Le 4 juillet 371, saint Martin de Tours est appelé sur le siège épiscopal de Tours. Anne-Marie Martin, présidente de l’association des amis de l’église Saint-Martin de Villar d’Arène, nous présente la place de ce saint dans le diocèse de Gap et Embrun.
Le village de Villar d’Arène, situé tout au nord du département des Hautes-Alpes, au Pays de la Meije, se signale de loin par son clocher élancé. En tuf local, on pourrait le croire inscrit dans le paysage de toute éternité. Il n’en est rien. Les archives nous apprennent que, si une paroisse est bien mentionnée à Villar d’Arène dès 1042, et une église Saint-Martin depuis le XVIIe siècle, celle que l’on voit ne date que du XIXe siècle. Construite il y a 150 ans sur l’emplacement de la précédente, en un temps d’espoir économique, elle a été inaugurée pour la fête de son saint patron, le 11 novembre 1870, au moment du désastre de Sedan. Remplacée dans son usage cultuel par la chapelle voisine des Pénitents, elle s’est silencieusement et lentement dégradée au fil des hivers, particulièrement rudes à 1650 m d’altitude.
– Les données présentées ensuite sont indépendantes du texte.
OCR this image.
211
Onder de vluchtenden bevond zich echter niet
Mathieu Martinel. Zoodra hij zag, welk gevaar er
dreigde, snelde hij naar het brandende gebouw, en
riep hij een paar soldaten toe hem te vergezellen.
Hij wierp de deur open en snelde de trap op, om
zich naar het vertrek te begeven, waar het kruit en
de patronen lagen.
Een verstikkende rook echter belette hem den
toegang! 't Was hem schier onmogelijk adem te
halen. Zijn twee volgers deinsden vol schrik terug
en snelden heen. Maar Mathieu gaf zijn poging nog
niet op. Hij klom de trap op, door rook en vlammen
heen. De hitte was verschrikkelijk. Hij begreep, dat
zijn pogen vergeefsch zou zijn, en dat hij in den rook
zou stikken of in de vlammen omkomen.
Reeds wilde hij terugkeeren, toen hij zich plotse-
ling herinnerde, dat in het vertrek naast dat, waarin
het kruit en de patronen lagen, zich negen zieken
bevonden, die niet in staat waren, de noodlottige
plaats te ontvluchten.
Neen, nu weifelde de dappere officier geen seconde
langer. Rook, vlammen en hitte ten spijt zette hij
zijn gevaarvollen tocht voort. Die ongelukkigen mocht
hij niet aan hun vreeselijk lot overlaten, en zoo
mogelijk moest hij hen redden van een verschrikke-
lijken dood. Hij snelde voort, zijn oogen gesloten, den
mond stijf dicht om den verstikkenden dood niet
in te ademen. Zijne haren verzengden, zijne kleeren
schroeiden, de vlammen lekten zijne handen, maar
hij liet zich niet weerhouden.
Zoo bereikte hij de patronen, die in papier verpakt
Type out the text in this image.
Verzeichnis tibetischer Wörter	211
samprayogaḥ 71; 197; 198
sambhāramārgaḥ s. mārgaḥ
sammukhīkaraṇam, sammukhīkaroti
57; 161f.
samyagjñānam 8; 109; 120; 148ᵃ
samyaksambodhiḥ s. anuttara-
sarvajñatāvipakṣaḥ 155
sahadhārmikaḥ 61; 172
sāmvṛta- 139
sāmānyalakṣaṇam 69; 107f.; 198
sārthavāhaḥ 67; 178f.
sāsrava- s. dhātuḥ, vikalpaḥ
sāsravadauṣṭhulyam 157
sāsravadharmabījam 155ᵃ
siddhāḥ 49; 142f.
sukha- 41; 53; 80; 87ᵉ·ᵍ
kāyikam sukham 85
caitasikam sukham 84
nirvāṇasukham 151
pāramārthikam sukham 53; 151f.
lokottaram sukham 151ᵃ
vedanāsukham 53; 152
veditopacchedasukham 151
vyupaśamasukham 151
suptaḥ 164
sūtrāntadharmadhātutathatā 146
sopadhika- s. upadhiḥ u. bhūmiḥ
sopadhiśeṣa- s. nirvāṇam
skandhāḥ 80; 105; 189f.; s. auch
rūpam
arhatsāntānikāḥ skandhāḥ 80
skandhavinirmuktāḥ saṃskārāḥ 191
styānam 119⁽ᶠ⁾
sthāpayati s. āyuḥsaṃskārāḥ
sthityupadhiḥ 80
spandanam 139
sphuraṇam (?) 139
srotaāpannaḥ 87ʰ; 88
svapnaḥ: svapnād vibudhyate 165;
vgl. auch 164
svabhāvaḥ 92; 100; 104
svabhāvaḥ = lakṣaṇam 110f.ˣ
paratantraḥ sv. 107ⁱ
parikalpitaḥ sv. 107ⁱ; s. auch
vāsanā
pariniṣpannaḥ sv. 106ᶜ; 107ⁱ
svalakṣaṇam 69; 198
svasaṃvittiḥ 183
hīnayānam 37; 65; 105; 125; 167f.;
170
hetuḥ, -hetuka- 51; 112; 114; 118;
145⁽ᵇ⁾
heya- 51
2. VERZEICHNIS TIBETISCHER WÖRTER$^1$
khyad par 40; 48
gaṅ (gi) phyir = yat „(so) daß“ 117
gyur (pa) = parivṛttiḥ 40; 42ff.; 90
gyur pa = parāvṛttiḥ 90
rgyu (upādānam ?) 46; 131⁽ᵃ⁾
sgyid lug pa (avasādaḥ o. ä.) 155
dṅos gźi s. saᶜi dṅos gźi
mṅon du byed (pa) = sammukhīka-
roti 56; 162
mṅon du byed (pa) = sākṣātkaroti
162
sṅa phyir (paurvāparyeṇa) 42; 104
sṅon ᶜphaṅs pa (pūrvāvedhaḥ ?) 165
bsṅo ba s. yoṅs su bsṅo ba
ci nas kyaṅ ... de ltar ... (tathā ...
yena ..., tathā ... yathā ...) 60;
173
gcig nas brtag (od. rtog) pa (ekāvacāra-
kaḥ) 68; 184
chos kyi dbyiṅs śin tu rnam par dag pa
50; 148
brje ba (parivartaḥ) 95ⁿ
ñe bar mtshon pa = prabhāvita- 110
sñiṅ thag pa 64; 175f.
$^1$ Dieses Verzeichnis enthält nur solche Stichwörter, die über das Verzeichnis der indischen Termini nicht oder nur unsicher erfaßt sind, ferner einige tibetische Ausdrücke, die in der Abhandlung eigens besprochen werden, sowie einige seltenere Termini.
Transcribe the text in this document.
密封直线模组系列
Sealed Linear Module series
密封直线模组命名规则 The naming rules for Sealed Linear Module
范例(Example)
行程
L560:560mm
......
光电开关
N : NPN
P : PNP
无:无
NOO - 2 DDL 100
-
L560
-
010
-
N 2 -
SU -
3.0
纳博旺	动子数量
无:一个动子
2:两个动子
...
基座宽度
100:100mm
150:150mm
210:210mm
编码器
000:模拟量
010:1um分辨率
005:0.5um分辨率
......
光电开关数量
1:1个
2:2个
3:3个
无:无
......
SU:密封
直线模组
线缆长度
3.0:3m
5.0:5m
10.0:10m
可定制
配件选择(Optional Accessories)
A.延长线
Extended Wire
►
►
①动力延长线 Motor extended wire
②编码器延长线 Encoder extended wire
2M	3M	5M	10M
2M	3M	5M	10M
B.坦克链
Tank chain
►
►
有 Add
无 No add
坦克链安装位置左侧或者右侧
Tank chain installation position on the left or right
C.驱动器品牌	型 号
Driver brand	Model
En 1995 fut créée une association de sauvegarde qui mit tout en œuvre pour la garder propre, lui conserver sa dignité et sensibiliser à sa restauration. À partir de 2016, la mise en place de concerts et d’animations culturelles au bénéfice de l’église Saint-Martin lança une nouvelle piste : un label « Itinéraire culturel du Conseil de l’Europe » pouvait être obtenu en se rapprochant de municipalités dotées d’édifice Saint-Martin. La recherche fut riche de belles découvertes.
Ainsi, au Monêtier-les-Bains, une étonnante chapelle Saint-Martin du XVe siècle, vendue comme bien national à la Révolution, transformée en garage par ses propriétaires, est classée Monument Historique pour ses remarquables fresques figurant des scènes de l’Ancien Testament. Au sud de Briançon, Saint-Martin de Queyrières, situé sur le Chemin de Compostelle, a un riche patrimoine religieux dont une église Saint-Martin du XVe siècle, classée Monument Historique, en cours de restauration. Elle est dotée d’un retable classé, représentant la mort du saint.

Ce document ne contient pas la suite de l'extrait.